Bucketing continuous values like watch time can help simplify the relationship between the feature and the target variable (churn). By grouping users into categories like "low", "medium", and "high" watch time, we can identify if there are clear differences in churn rates among these distinct groups. This can make the model more interpretable and less sensitive to small variations in watch time.

### 2. What value do interaction terms (e.g., `plan_tier_region`) add?
Interaction terms capture how the effect of one variable depends on the value of another. For example, the churn rate for a specific plan tier might be different in one region compared to another. An interaction term like `plan_tier_region` allows the model to capture these synergistic effects that wouldn't be evident by just looking at plan tier or region independently.

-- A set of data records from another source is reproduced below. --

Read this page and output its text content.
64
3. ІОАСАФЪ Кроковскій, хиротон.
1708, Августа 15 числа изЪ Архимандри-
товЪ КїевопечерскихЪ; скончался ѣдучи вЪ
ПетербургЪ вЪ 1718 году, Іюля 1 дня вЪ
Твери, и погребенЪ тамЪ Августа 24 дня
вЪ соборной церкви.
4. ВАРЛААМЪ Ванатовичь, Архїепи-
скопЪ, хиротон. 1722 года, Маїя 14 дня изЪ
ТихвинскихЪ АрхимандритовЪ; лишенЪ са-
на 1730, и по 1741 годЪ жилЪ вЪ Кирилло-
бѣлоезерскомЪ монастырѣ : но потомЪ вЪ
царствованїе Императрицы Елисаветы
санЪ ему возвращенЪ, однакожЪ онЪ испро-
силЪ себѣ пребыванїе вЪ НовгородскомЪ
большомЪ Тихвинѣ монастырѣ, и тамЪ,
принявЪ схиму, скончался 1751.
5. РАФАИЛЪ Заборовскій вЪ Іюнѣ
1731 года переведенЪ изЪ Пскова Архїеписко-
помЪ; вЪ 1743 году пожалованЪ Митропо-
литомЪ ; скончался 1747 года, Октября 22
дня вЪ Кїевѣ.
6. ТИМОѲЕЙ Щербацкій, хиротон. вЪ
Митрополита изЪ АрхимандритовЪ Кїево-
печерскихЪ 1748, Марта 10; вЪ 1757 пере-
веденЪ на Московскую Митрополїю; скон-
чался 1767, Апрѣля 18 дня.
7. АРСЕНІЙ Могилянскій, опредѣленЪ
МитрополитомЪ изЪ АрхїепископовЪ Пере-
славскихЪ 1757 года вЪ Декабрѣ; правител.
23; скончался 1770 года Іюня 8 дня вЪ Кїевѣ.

### 3. What’s the purpose of binary flags like `flag_binge`?
Binary flags are useful for highlighting specific, potentially important behaviors that might not be captured by continuous or categorical variables alone. A `flag_binge` could indicate a user who consumes a large amount of content in a short period, which might be indicative of either high engagement or a risk of burnout and subsequent churn. These flags can add a non-linear element to the model and help identify specific user segments with unique churn patterns.

### 4. After evaluating the enhanced model:
*(Note: You would answer this after running the enhanced model evaluation cell)*
Based on the model evaluation metrics (e.g., AUC, accuracy, precision, recall), you would analyze which of the newly engineered features (watch time bucket, interaction terms, binary flags) have the largest coefficients or the strongest impact on the model's performance.

You might be surprised by:
- The significance of an interaction term you didn't expect to be important.
- A binary flag having a larger impact on churn than a continuous variable.
- The model performing better or worse than anticipated with the new features.

Analyzing these results helps refine the feature engineering process and gain deeper insights into the drivers of churn.